É verdade que é preciso apoiar as medidas progressivas do governo. E não duvidamos que nosso partido e nossos parlamentares o farão. No entanto, a existência de medidas progressivas não é incompatível com uma outra hipótese: a de que Lula estabeleça, no final das contas, uma governabilidade conservadora, apoiada em partidos da direita neoliberal como MDB, União Brasil e PSD. Desde a campanha eleitoral e depois dela, Lula tem apostado todas as fichas no isolamento meramente institucional da oposição bolsonarista, via a composição de um governo de maioria que traga o centrão para sua base de apoio (vide apoio do PT à reeleição de Lira). Sabemos bem a que preço isso se dará.

Descartamos completamente a ideia de ser oposição. Nossa independência política quer dizer tão somente que não estamos atados ao governo por laços disciplinares. O PSOL tem uma história própria, um programa próprio e um perfil próprio. Não é nosso papel a administração do Estado em um contexto de governabilidade construída desde cima. Nosso papel é junto aos movimentos sociais, na luta parlamentar combativa e independente contra a oposição fascista e em defesa das medidas progressivas do governo, mas com liberdade de palavra e ação diante da possibilidade de medidas regressivas.

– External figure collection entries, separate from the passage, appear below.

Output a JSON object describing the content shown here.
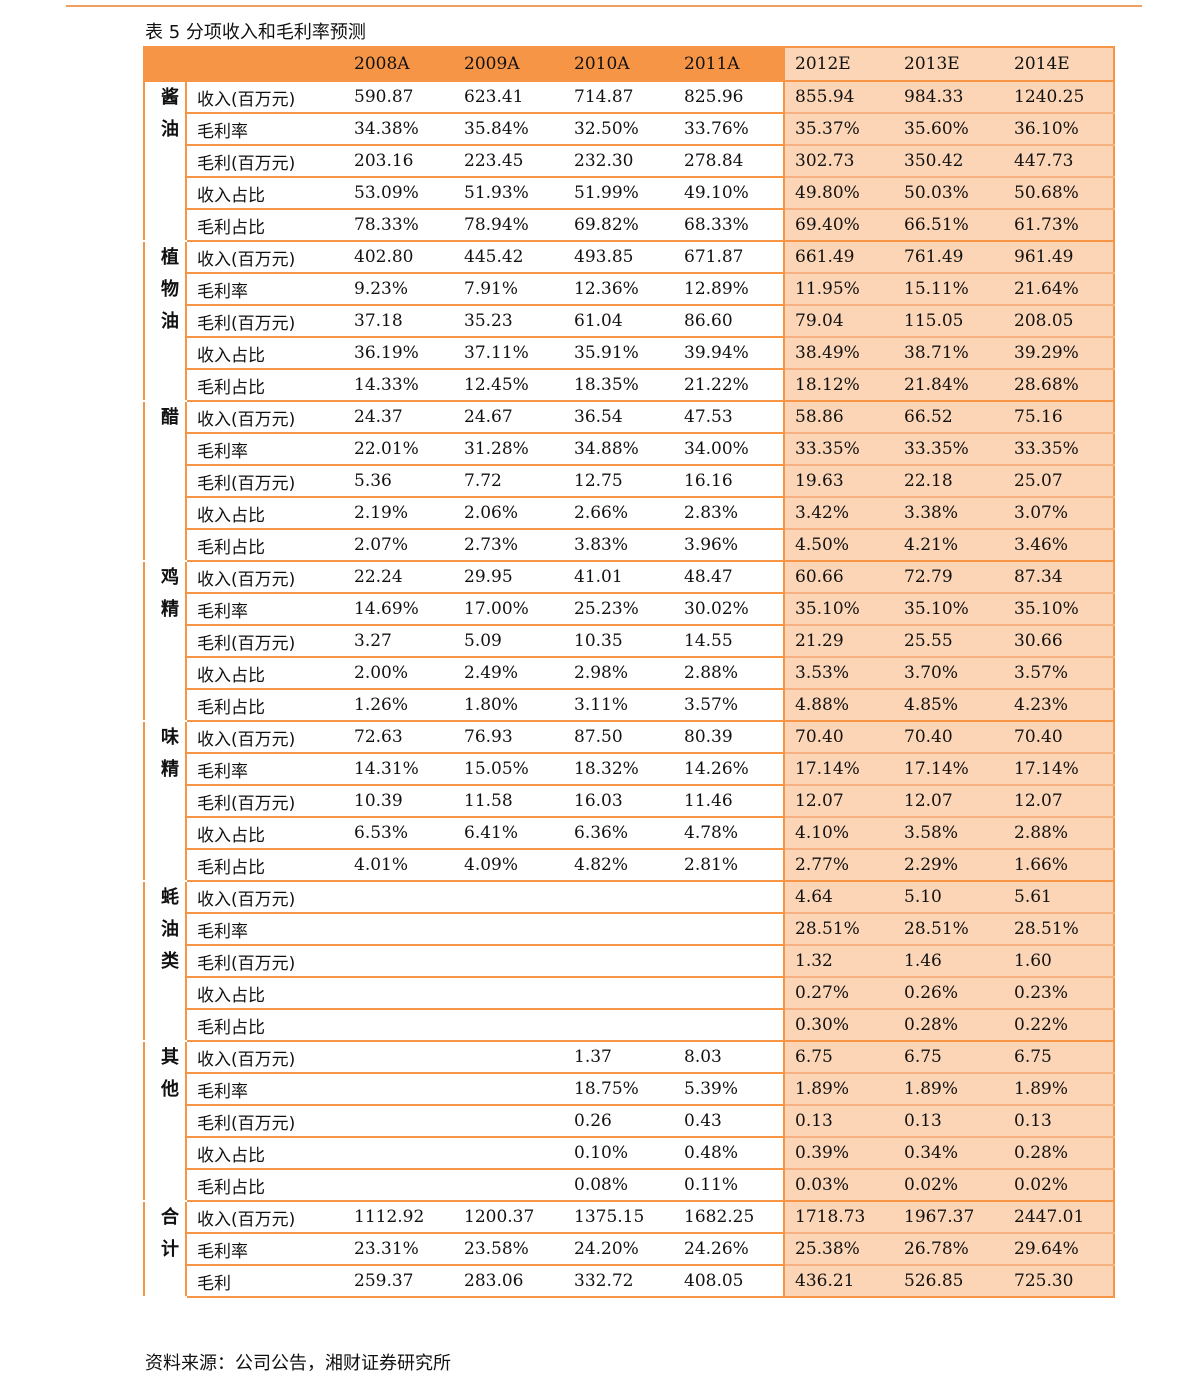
{
  "caption": "表 5 分项收入和毛利率预测",
  "source": "资料来源：公司公告，湘财证券研究所",
  "colors": {
    "accent": "#f79546",
    "estimate_bg": "#fbd5b5",
    "top_rule": "#f0a060"
  },
  "columns": [
    "2008A",
    "2009A",
    "2010A",
    "2011A",
    "2012E",
    "2013E",
    "2014E"
  ],
  "segments": [
    {
      "name": "酱油",
      "rows": [
        {
          "metric": "收入(百万元)",
          "values": [
            "590.87",
            "623.41",
            "714.87",
            "825.96",
            "855.94",
            "984.33",
            "1240.25"
          ]
        },
        {
          "metric": "毛利率",
          "values": [
            "34.38%",
            "35.84%",
            "32.50%",
            "33.76%",
            "35.37%",
            "35.60%",
            "36.10%"
          ]
        },
        {
          "metric": "毛利(百万元)",
          "values": [
            "203.16",
            "223.45",
            "232.30",
            "278.84",
            "302.73",
            "350.42",
            "447.73"
          ]
        },
        {
          "metric": "收入占比",
          "values": [
            "53.09%",
            "51.93%",
            "51.99%",
            "49.10%",
            "49.80%",
            "50.03%",
            "50.68%"
          ]
        },
        {
          "metric": "毛利占比",
          "values": [
            "78.33%",
            "78.94%",
            "69.82%",
            "68.33%",
            "69.40%",
            "66.51%",
            "61.73%"
          ]
        }
      ]
    },
    {
      "name": "植物油",
      "rows": [
        {
          "metric": "收入(百万元)",
          "values": [
            "402.80",
            "445.42",
            "493.85",
            "671.87",
            "661.49",
            "761.49",
            "961.49"
          ]
        },
        {
          "metric": "毛利率",
          "values": [
            "9.23%",
            "7.91%",
            "12.36%",
            "12.89%",
            "11.95%",
            "15.11%",
            "21.64%"
          ]
        },
        {
          "metric": "毛利(百万元)",
          "values": [
            "37.18",
            "35.23",
            "61.04",
            "86.60",
            "79.04",
            "115.05",
            "208.05"
          ]
        },
        {
          "metric": "收入占比",
          "values": [
            "36.19%",
            "37.11%",
            "35.91%",
            "39.94%",
            "38.49%",
            "38.71%",
            "39.29%"
          ]
        },
        {
          "metric": "毛利占比",
          "values": [
            "14.33%",
            "12.45%",
            "18.35%",
            "21.22%",
            "18.12%",
            "21.84%",
            "28.68%"
          ]
        }
      ]
    },
    {
      "name": "醋",
      "rows": [
        {
          "metric": "收入(百万元)",
          "values": [
            "24.37",
            "24.67",
            "36.54",
            "47.53",
            "58.86",
            "66.52",
            "75.16"
          ]
        },
        {
          "metric": "毛利率",
          "values": [
            "22.01%",
            "31.28%",
            "34.88%",
            "34.00%",
            "33.35%",
            "33.35%",
            "33.35%"
          ]
        },
        {
          "metric": "毛利(百万元)",
          "values": [
            "5.36",
            "7.72",
            "12.75",
            "16.16",
            "19.63",
            "22.18",
            "25.07"
          ]
        },
        {
          "metric": "收入占比",
          "values": [
            "2.19%",
            "2.06%",
            "2.66%",
            "2.83%",
            "3.42%",
            "3.38%",
            "3.07%"
          ]
        },
        {
          "metric": "毛利占比",
          "values": [
            "2.07%",
            "2.73%",
            "3.83%",
            "3.96%",
            "4.50%",
            "4.21%",
            "3.46%"
          ]
        }
      ]
    },
    {
      "name": "鸡精",
      "rows": [
        {
          "metric": "收入(百万元)",
          "values": [
            "22.24",
            "29.95",
            "41.01",
            "48.47",
            "60.66",
            "72.79",
            "87.34"
          ]
        },
        {
          "metric": "毛利率",
          "values": [
            "14.69%",
            "17.00%",
            "25.23%",
            "30.02%",
            "35.10%",
            "35.10%",
            "35.10%"
          ]
        },
        {
          "metric": "毛利(百万元)",
          "values": [
            "3.27",
            "5.09",
            "10.35",
            "14.55",
            "21.29",
            "25.55",
            "30.66"
          ]
        },
        {
          "metric": "收入占比",
          "values": [
            "2.00%",
            "2.49%",
            "2.98%",
            "2.88%",
            "3.53%",
            "3.70%",
            "3.57%"
          ]
        },
        {
          "metric": "毛利占比",
          "values": [
            "1.26%",
            "1.80%",
            "3.11%",
            "3.57%",
            "4.88%",
            "4.85%",
            "4.23%"
          ]
        }
      ]
    },
    {
      "name": "味精",
      "rows": [
        {
          "metric": "收入(百万元)",
          "values": [
            "72.63",
            "76.93",
            "87.50",
            "80.39",
            "70.40",
            "70.40",
            "70.40"
          ]
        },
        {
          "metric": "毛利率",
          "values": [
            "14.31%",
            "15.05%",
            "18.32%",
            "14.26%",
            "17.14%",
            "17.14%",
            "17.14%"
          ]
        },
        {
          "metric": "毛利(百万元)",
          "values": [
            "10.39",
            "11.58",
            "16.03",
            "11.46",
            "12.07",
            "12.07",
            "12.07"
          ]
        },
        {
          "metric": "收入占比",
          "values": [
            "6.53%",
            "6.41%",
            "6.36%",
            "4.78%",
            "4.10%",
            "3.58%",
            "2.88%"
          ]
        },
        {
          "metric": "毛利占比",
          "values": [
            "4.01%",
            "4.09%",
            "4.82%",
            "2.81%",
            "2.77%",
            "2.29%",
            "1.66%"
          ]
        }
      ]
    },
    {
      "name": "蚝油类",
      "rows": [
        {
          "metric": "收入(百万元)",
          "values": [
            "",
            "",
            "",
            "",
            "4.64",
            "5.10",
            "5.61"
          ]
        },
        {
          "metric": "毛利率",
          "values": [
            "",
            "",
            "",
            "",
            "28.51%",
            "28.51%",
            "28.51%"
          ]
        },
        {
          "metric": "毛利(百万元)",
          "values": [
            "",
            "",
            "",
            "",
            "1.32",
            "1.46",
            "1.60"
          ]
        },
        {
          "metric": "收入占比",
          "values": [
            "",
            "",
            "",
            "",
            "0.27%",
            "0.26%",
            "0.23%"
          ]
        },
        {
          "metric": "毛利占比",
          "values": [
            "",
            "",
            "",
            "",
            "0.30%",
            "0.28%",
            "0.22%"
          ]
        }
      ]
    },
    {
      "name": "其他",
      "rows": [
        {
          "metric": "收入(百万元)",
          "values": [
            "",
            "",
            "1.37",
            "8.03",
            "6.75",
            "6.75",
            "6.75"
          ]
        },
        {
          "metric": "毛利率",
          "values": [
            "",
            "",
            "18.75%",
            "5.39%",
            "1.89%",
            "1.89%",
            "1.89%"
          ]
        },
        {
          "metric": "毛利(百万元)",
          "values": [
            "",
            "",
            "0.26",
            "0.43",
            "0.13",
            "0.13",
            "0.13"
          ]
        },
        {
          "metric": "收入占比",
          "values": [
            "",
            "",
            "0.10%",
            "0.48%",
            "0.39%",
            "0.34%",
            "0.28%"
          ]
        },
        {
          "metric": "毛利占比",
          "values": [
            "",
            "",
            "0.08%",
            "0.11%",
            "0.03%",
            "0.02%",
            "0.02%"
          ]
        }
      ]
    },
    {
      "name": "合计",
      "rows": [
        {
          "metric": "收入(百万元)",
          "values": [
            "1112.92",
            "1200.37",
            "1375.15",
            "1682.25",
            "1718.73",
            "1967.37",
            "2447.01"
          ]
        },
        {
          "metric": "毛利率",
          "values": [
            "23.31%",
            "23.58%",
            "24.20%",
            "24.26%",
            "25.38%",
            "26.78%",
            "29.64%"
          ]
        },
        {
          "metric": "毛利",
          "values": [
            "259.37",
            "283.06",
            "332.72",
            "408.05",
            "436.21",
            "526.85",
            "725.30"
          ]
        }
      ]
    }
  ]
}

Cremos que esta é a postura mais coerente com a linha política que viemos aplicando desde 2016. Dar um passo a mais e ingressar no governo seria romper esse equilíbrio. Não é verdade que a entrada no governo seja a continuação lógica do apoio eleitoral prestado pelo PSOL ao PT desde o primeiro turno. Na verdade, é a sua antítese porque é a ruptura de um delicado equilíbrio político que se mostrou vitorioso. Durante as eleições, a tarefa central era a derrota de Bolsonaro. O PSOL, corretamente, subordinou tudo a esse fim, mas em nenhum momento deixou de ter seu próprio papel.

Enquanto e sempre que a oposição fascista for um perigo, o PSOL estará na primeira fileira do enfrentamento, até mesmo mais do que o PT. Mas não precisamos entrar no governo para lutar contra o fascismo e defender as medidas progressivas de Lula.

Como dissemos mais acima, o PSOL tem um projeto histórico que inclui a superação do PT pela esquerda. Mas essa superação se demonstrou mais complexa do que prevíamos. É preciso manter o diálogo político com aqueles que confiam no governo e depositam nele grandes esperanças. Precisamos acompanhar pacientemente esse amplo setor em sua experiência com o PT, mas mantendo a liberdade de crítica e ação naquilo que for necessário. Temos certeza que, neste caso, o diálogo não será rompido e os laços de confiança política com esse amplo setor somente se fortalecerão.